Между нами было все, все четыре стихии.
Был огонь – такая страсть, что, выкрикивая в потолок его имя, я забывала имя свое. Каждую свободную минуту мы использовали для того, чтобы слиться в единый организм, превратиться в священного многорукого Шиву.
Был воздух – подобно тысячам других влюбленных, мы витали в облаках. Мы мечтали о том, как поедем к монгольским шаманам и на карнавал в Рио.
Была вода – мы оба привыкли к свободе, мы оба умели ускользать сквозь пальцы, мы постоянно испытывали голод друг по другу.
Была земля – мы часто говорили о том, каким могло бы быть наше будущее. Хотим ли мы детей сразу или через несколько лет, будем ли мы снимать квартиру или посягнем на ипотеку.
В итоге Юра переехал ко мне.
Впервые в жизни я делила с мужчиной не только постель, но и кров, двадцать четыре часа в сутки. К моему удивлению, это было легко. Юра был не из тех, кто считает, что домашнее хозяйство – женская территория. Мы сразу поделили обязанности – если он идет в магазин, я готовлю ужин, если готовит он – посуду мою я.
– Да, я женщина, но ни одна черта моего тела не намекает на то, что природа создавала меня хозяюшкой, – говорила я. – Меня всегда коробило, когда компания выезжает куда-нибудь на шашлыки, и парни садятся поболтать у камина, а девушки режут салатики и накрывают на стол. Я однажды даже так уехала из гостей.
Юра смеялся.
Я была влюблена в то, как искренне проживает он каждую роль, актерская игра была для него почти медитативной практикой. А ему нравилось, как я пишу. Он настаивал на том, что я должна собрать свои колонки в книгу.
– Тебя ждет успех… Только надо смягчить какие-то моменты, а то это не купят в провинции!
– Да кому это нужно? – польщенно улыбалась я. – Сейчас писателей как комаров у болота.
– И тут на арену выходишь ты. И всех бьешь по яйцам!
Нам обоим ничего не хотелось друг в друге изменить. И это было счастье.
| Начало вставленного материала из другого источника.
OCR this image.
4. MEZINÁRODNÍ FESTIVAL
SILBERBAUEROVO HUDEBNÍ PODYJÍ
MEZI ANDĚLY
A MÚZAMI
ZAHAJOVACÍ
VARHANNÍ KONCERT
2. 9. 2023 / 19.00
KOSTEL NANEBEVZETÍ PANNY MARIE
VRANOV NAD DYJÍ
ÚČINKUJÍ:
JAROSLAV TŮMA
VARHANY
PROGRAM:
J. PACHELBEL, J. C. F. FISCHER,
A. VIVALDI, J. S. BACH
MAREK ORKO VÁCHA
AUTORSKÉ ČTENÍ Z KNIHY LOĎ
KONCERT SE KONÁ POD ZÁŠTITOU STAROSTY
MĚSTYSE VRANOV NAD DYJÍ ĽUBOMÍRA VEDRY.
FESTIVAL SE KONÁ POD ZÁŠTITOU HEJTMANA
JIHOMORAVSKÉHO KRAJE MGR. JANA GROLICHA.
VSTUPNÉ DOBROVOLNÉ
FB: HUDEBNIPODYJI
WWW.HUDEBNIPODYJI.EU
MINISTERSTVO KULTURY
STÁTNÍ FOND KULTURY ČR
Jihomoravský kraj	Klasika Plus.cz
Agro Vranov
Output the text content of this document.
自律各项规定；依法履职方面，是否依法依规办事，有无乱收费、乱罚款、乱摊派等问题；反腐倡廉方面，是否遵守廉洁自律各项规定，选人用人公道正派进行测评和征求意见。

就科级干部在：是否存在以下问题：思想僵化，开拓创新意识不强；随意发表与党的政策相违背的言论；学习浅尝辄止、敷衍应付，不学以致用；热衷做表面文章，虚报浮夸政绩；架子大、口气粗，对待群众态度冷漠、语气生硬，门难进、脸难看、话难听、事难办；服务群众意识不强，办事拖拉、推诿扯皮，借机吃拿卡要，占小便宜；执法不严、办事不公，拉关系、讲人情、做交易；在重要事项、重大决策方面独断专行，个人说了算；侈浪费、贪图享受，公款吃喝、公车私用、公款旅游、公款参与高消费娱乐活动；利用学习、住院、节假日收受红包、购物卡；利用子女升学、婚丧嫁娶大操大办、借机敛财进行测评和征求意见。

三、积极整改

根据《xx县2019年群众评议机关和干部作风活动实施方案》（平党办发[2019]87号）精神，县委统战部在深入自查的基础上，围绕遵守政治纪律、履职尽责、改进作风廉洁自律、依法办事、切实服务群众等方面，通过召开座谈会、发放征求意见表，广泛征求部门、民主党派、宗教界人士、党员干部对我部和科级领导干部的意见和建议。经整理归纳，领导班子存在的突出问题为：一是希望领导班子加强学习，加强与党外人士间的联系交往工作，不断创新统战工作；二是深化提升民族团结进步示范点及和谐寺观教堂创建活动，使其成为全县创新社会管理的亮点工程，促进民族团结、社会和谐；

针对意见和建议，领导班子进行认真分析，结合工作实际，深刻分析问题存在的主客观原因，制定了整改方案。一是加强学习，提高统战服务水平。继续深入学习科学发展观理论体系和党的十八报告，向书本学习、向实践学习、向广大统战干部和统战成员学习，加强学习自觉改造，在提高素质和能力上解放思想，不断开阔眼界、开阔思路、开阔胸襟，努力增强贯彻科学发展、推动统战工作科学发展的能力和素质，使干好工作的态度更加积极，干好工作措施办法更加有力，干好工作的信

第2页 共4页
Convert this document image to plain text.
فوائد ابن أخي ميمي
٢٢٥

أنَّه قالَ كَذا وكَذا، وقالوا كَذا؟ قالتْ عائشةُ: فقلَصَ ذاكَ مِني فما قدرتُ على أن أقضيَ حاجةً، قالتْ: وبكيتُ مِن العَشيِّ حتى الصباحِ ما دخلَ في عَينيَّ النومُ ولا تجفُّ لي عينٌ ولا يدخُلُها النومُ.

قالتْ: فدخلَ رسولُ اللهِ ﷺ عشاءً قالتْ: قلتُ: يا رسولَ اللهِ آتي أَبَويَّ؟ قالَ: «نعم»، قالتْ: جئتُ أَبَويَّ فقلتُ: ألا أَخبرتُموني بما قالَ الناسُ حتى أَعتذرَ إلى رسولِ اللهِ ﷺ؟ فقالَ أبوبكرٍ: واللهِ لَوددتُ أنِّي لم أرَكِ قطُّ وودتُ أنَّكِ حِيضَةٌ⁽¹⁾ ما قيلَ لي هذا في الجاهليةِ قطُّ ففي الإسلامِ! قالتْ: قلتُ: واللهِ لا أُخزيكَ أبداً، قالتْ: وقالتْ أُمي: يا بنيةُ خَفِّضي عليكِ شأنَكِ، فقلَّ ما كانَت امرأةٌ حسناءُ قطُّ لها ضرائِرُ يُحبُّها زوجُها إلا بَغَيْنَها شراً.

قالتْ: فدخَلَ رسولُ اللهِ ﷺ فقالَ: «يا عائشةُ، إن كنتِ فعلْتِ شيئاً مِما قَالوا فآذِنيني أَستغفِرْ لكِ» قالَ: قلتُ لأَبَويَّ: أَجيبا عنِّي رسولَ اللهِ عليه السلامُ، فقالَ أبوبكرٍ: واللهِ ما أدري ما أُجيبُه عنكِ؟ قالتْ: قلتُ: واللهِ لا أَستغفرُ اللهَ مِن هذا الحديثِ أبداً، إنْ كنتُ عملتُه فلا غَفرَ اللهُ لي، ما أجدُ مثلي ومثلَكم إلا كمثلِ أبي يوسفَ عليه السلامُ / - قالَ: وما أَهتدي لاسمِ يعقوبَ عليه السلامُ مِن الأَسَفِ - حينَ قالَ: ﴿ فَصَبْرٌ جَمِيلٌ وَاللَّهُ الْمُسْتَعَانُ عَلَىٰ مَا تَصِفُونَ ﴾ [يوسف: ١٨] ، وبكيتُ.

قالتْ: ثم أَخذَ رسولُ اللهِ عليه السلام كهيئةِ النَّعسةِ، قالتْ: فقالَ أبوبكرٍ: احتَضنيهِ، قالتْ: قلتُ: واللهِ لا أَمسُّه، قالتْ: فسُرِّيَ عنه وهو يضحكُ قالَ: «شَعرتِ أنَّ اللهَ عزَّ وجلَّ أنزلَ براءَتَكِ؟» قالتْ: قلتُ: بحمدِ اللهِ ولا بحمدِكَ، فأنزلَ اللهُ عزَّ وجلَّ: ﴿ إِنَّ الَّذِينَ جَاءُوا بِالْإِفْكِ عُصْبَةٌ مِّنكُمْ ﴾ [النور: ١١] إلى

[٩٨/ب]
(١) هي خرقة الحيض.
Юра понравился даже Лу. Хотя к моим двадцати восьми она уже почти потеряла интерес к тому, что большинство людей называют «жизнью». У нее была какая-то своя, параллельная, жизнь – с гадальными картами, марихуаной, коньяком и странными друзьями-фриками. Но даже Лу, всего единожды увидев его, отозвала меня в сторонку и прошептала:
– Дочь, ты должна за него держаться. Я не верила, что такая, как ты, сможешь встретить мужика в этой стране. Но кажется, тебе удалось то, чего не получилось у меня самой.
Нет, Юра не делал мне предложение. Такая выходка, признаюсь, расстроила бы меня. Меня всегда подташнивало от кульминационных сцен в романтических мелодрамах – когда герой встает на одно колено, извлекает из внутреннего кармана пиджака бархатную коробочку, а героиня, недоверчиво расширив увлажнившиеся глаза, визжит от счастья и бросается ему на шею. Мне казалось, что решение о свадьбе должны совместно принять два взрослых человека. А не так, что один из них вроде как дарит другому подарочек. Заветный статус. Да еще и подбирает момент, чтобы застать врасплох, – говорят, что это делает счастье еще более полным.